CASAL DI PRINCIPE (Caserta) – Nuovo arresto per il clan Bidognetti. In manette è finito Gianluca Bidognetti, 20 anni, figlio del boss Francesco, detto “cicciotto ‘e mezzanotte” , capo di una fazione del clan della camorra della provincia di Caserta dei Casalesi, arrestato nel 2005 e condannato all’ergastolo. L’arresto è avvenuto durante la notte, dai carabinieri del comando provinciale di Caserta e Napoli, a seguito del fermo emesso dalla Direzione distrettuale antimafia di Napoli.

Anna Carrino e famiglia

Gli inquirenti ritengono che il Bidognetti abbia partecipato, insieme ad altri esponenti del clan, al tentativo di omicidio di Maria Carrino e della figlia Francesca, rispettivamente sorella e nipote di Anna Carrino, ex convivente del padre e matrigna di Gianluca, diventata poi collaboratrice di giustizia. Dalle dichiarazioni della pentita infatti, sono stati circa una cinquantina di noti esponenti del clan a finire dietro le sbarre tra cui anche Raffaele Bidognetti, fratello di Gianluca e figlio di Francesco.

L’agguato a maggio

Era il 31 maggio scorso, un gruppo di camorristi tra cui il Bidognetti, capeggiati dal superlatitante Giuseppe Setola, si portarono presso l’abitazione della Carrino a Villaricca, in provincia di Napoli. Suonarono il campanello e, fingendo di appartenere alla direzione investigativa antimafia, riuscirono a far scendere in strada le due donne. A quel punto cominciarono a sparare diversi colpi d’arma verso di loro con l’intento di ammazzarle. L’agguato non riuscì, Maria Carrino scampò alla trappola, Francesca fu ferita per fortuna solo lievemente.

Il Decreto di arresto

Nel decreto di arresto delle forze dell’ordine è provata la presenza del 20enne e del latitante Giuseppe Setola, considerato la mente del tentativo di omicidio delle due donne nonchè della strage dei sei africani a Castelvolturno. L’azione contro la famiglia della Carrino serviva a dare una punizione ed un avvertimento alla donna e convincerla a non collaborare con i carabinieri. Per risposta l’ex first lady della camorra ha dato un netto picche. Anzi, la collaboratrice dalla sua cella, ha cercato più volte di convincere il boss Francesco e gli altri esponenti del clan a smettere con la malavita (di cui pare che ne mantenga ancora le redini, e a collaborare con la giustizia, per mettere fine alla scìa di sangue che da anni si abbatte sulle strade casertane.

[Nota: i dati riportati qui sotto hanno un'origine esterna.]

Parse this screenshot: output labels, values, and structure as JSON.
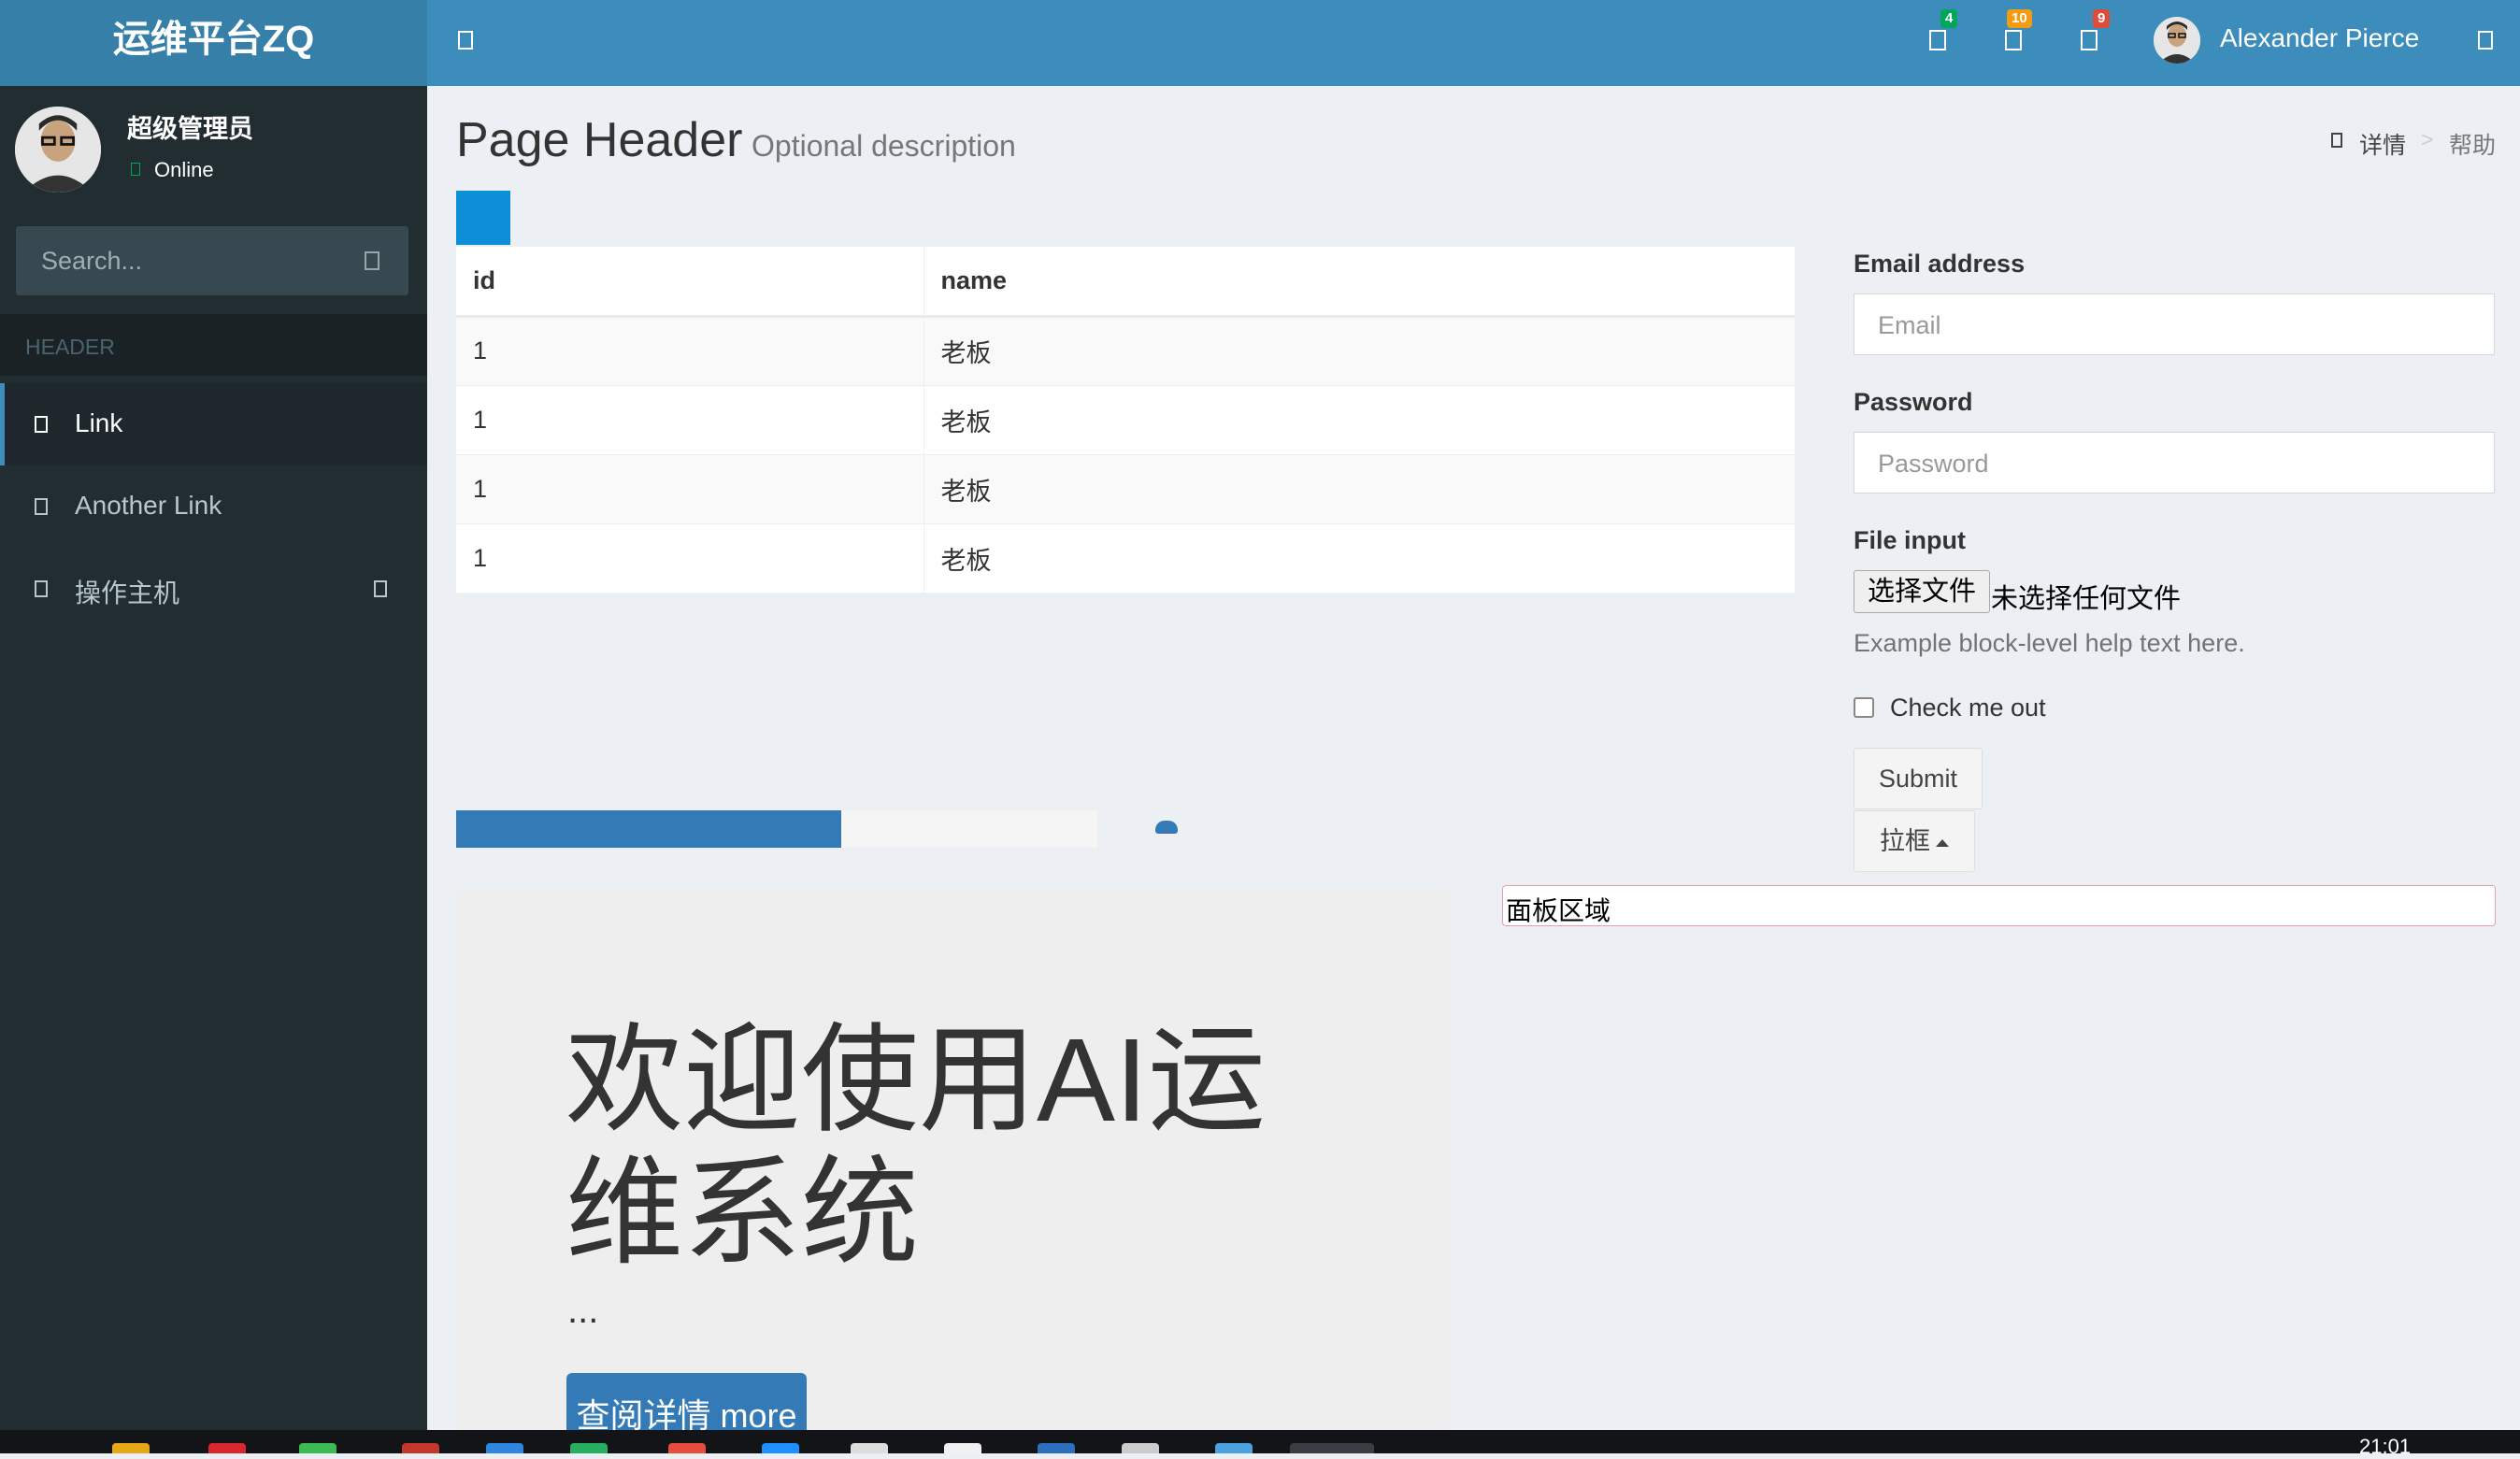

L’uccisione di papà Umberto

Sempre dallo stesso gruppo partì l’ordine micidiale di assassinare il vecchio Umberto Bidognetti. L’anziano padre di Domenico, altro ex esponente del clan e, insieme ad Anna Carrino, è diventato un valido collaboratore di giustizia e zio di “cicciotto e’ mezzanotte”. L’uomo era incensurato e subit è stato chiaro che si trattava di una vendetta trasversale nei confronti del Domenico. Umberto fu ucciso con 12 colpi di pistola il 2 maggio scorso alle 6.30 del mattino, nella sua azienda bufalina “Sementini” a Castelvolturno.

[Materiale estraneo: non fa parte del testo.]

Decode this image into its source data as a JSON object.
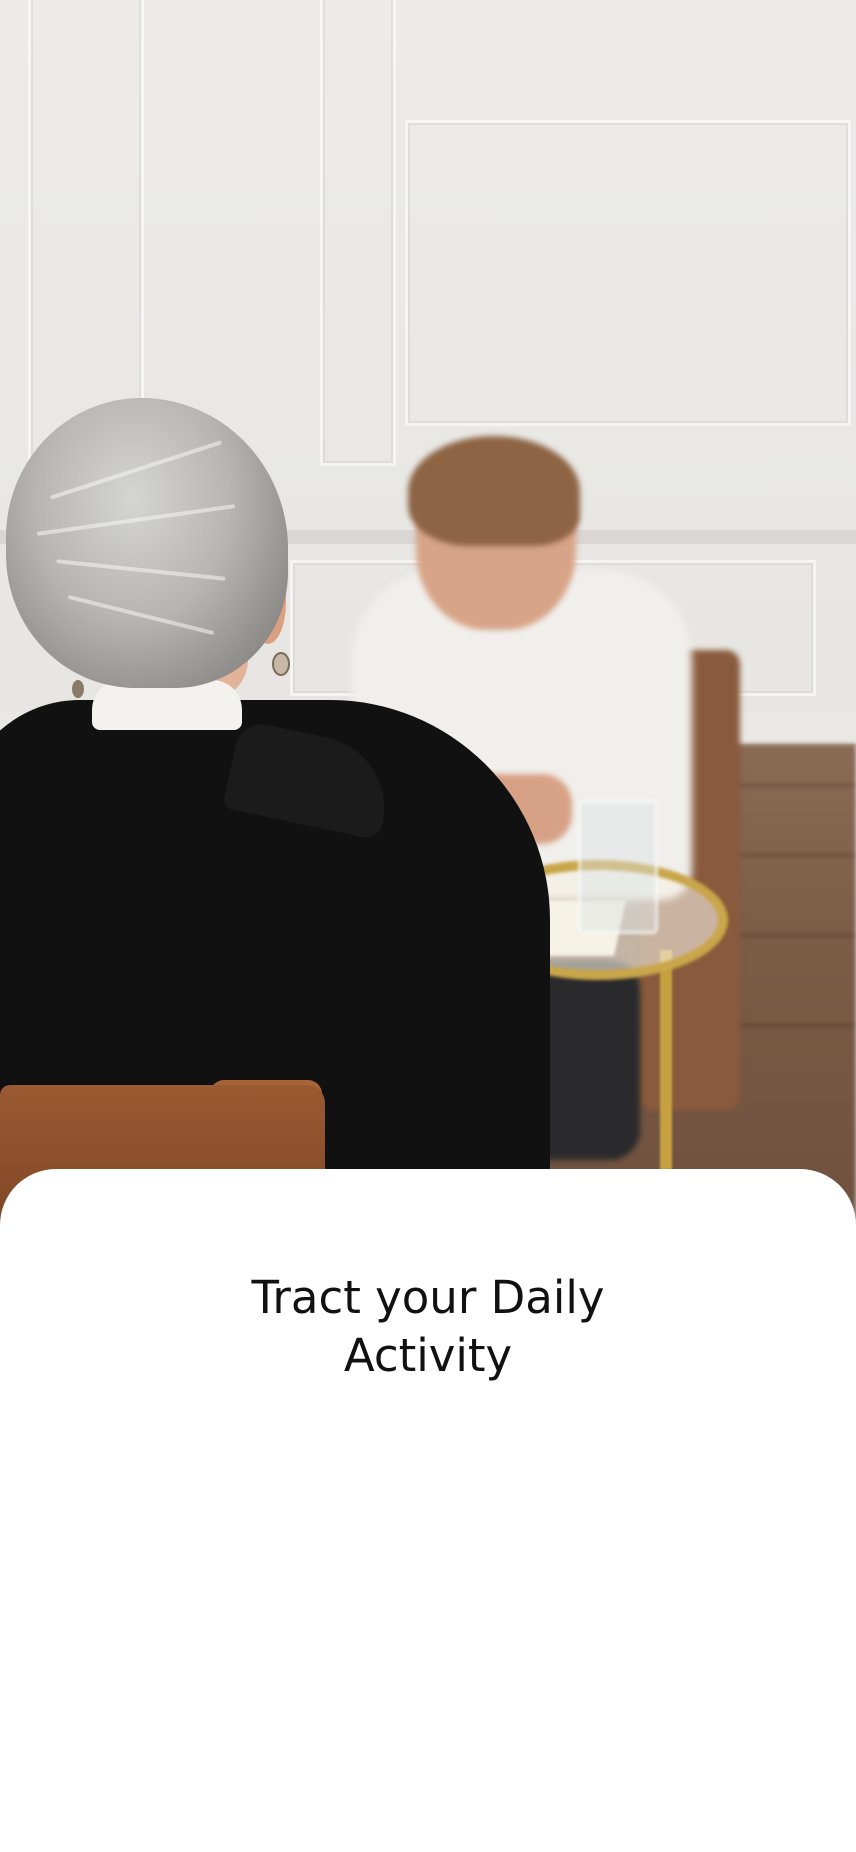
{
  "onboarding": {
    "hero_image_alt": "Two people sitting at a small table having a conversation",
    "title_line1": "Tract your Daily",
    "title_line2": "Activity"
  }
}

Binomio Bidognetti e Setola

Con l’arresto di Gianluca, il cerchio si stringe attorno al superlatitante Giuseppe Setola e alla sua strategia del terrore, sempre più braccati dalla Dia (direzione antimafia della procura di Napoli). Le indagini delle forze dell’ordine sono tutte incentrate sulla cattura del latitante e assassino, indicato come la mente indiscussa degli omicidi avvenuti negli ultimi mesi nel casertano. Il Setola insieme a Mario Iovine e Michele Zagaria, sono considerati i più pericolosi latitanti ormai a livello internazionale.

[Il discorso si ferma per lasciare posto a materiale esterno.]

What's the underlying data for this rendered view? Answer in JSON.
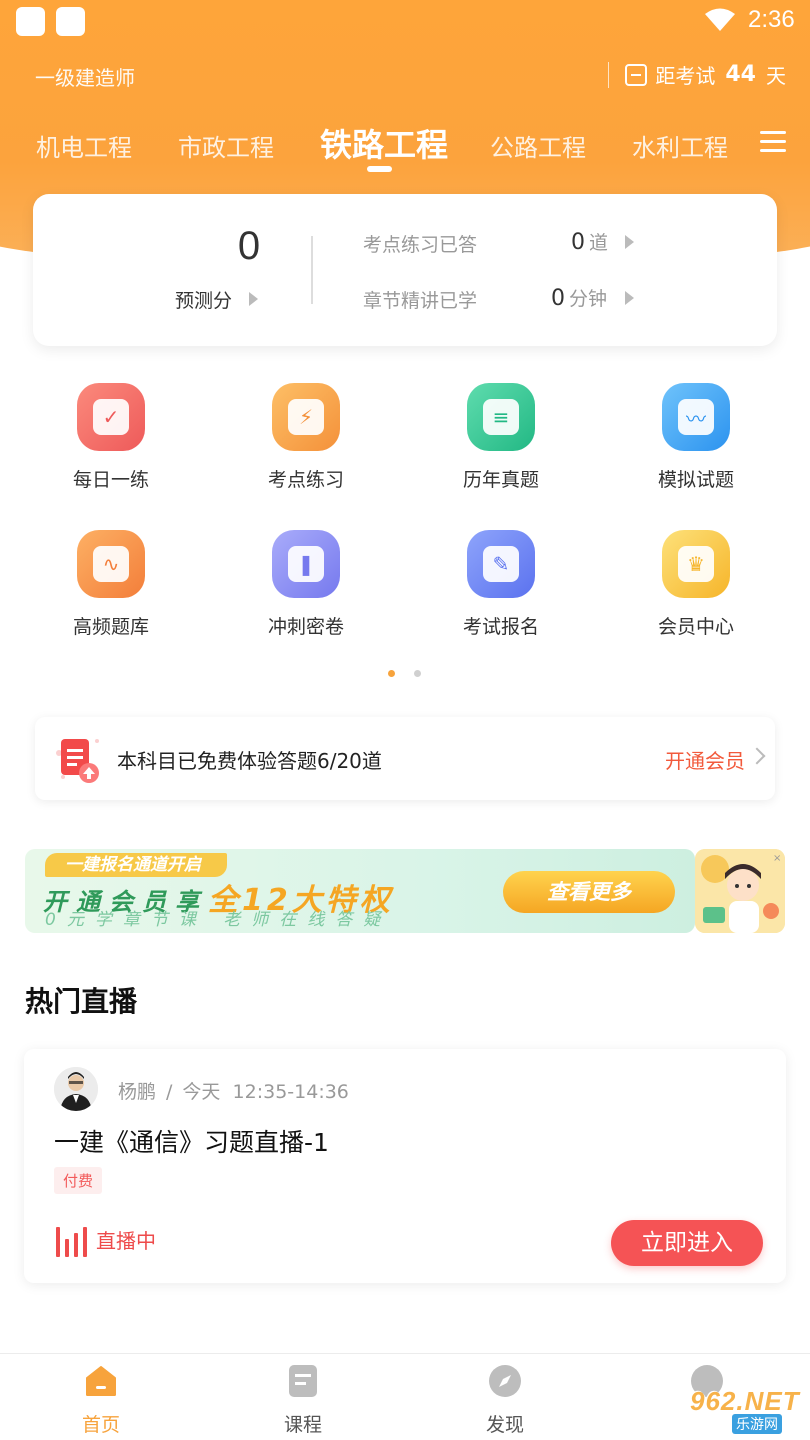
{
  "status_bar": {
    "time": "2:36"
  },
  "header": {
    "exam_name": "一级建造师",
    "countdown_prefix": "距考试",
    "countdown_days": "44",
    "countdown_suffix": "天"
  },
  "tabs": [
    {
      "label": "机电工程",
      "active": false
    },
    {
      "label": "市政工程",
      "active": false
    },
    {
      "label": "铁路工程",
      "active": true
    },
    {
      "label": "公路工程",
      "active": false
    },
    {
      "label": "水利工程",
      "active": false
    }
  ],
  "stats": {
    "score_value": "0",
    "score_label": "预测分",
    "rows": [
      {
        "label": "考点练习已答",
        "value": "0",
        "unit": "道"
      },
      {
        "label": "章节精讲已学",
        "value": "0",
        "unit": "分钟"
      }
    ]
  },
  "grid": [
    {
      "label": "每日一练",
      "icon": "calendar-check-icon",
      "color": "#f26d6d"
    },
    {
      "label": "考点练习",
      "icon": "lightning-card-icon",
      "color": "#f7a64a"
    },
    {
      "label": "历年真题",
      "icon": "document-leaf-icon",
      "color": "#35c596"
    },
    {
      "label": "模拟试题",
      "icon": "monitor-chart-icon",
      "color": "#3ba6f3"
    },
    {
      "label": "高频题库",
      "icon": "scroll-pulse-icon",
      "color": "#f79546"
    },
    {
      "label": "冲刺密卷",
      "icon": "bookmark-book-icon",
      "color": "#8b8df3"
    },
    {
      "label": "考试报名",
      "icon": "pen-signup-icon",
      "color": "#6f86f2"
    },
    {
      "label": "会员中心",
      "icon": "crown-icon",
      "color": "#f7c23a"
    }
  ],
  "pager": {
    "active_color": "#f7a33c",
    "inactive_color": "#d0d0d0"
  },
  "trial": {
    "text": "本科目已免费体验答题6/20道",
    "action": "开通会员"
  },
  "banner": {
    "tag": "一建报名通道开启",
    "main_prefix": "开通会员享",
    "main_highlight": "全12大特权",
    "sub": "0元学章节课 老师在线答疑",
    "button": "查看更多"
  },
  "live_section": {
    "title": "热门直播",
    "card": {
      "teacher": "杨鹏",
      "day": "今天",
      "time": "12:35-14:36",
      "title": "一建《通信》习题直播-1",
      "badge": "付费",
      "status": "直播中",
      "button": "立即进入"
    }
  },
  "bottom_nav": [
    {
      "label": "首页",
      "icon": "home-icon",
      "active": true
    },
    {
      "label": "课程",
      "icon": "course-icon",
      "active": false
    },
    {
      "label": "发现",
      "icon": "compass-icon",
      "active": false
    }
  ],
  "watermark": {
    "text": "962.NET",
    "sub": "乐游网"
  },
  "colors": {
    "accent": "#fca33d",
    "live_red": "#f55355",
    "action_orange": "#f25a3c"
  }
}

Avvertimento delle forze dell’ordine: è solo un inizio

Per le forze dell’ordine si tratta di un inizio e non di una fine l’arresto del Bidognetti e occorre non abbassare la guardia, anzi, se occorre, fare di più. Sulla camorra casertana si è concentrata in questi ultimi tempi tutta l’attenzione dell’Europa e degli altri paesi. Attenzione forse, che sarebbe dovuta arrivare molto prima.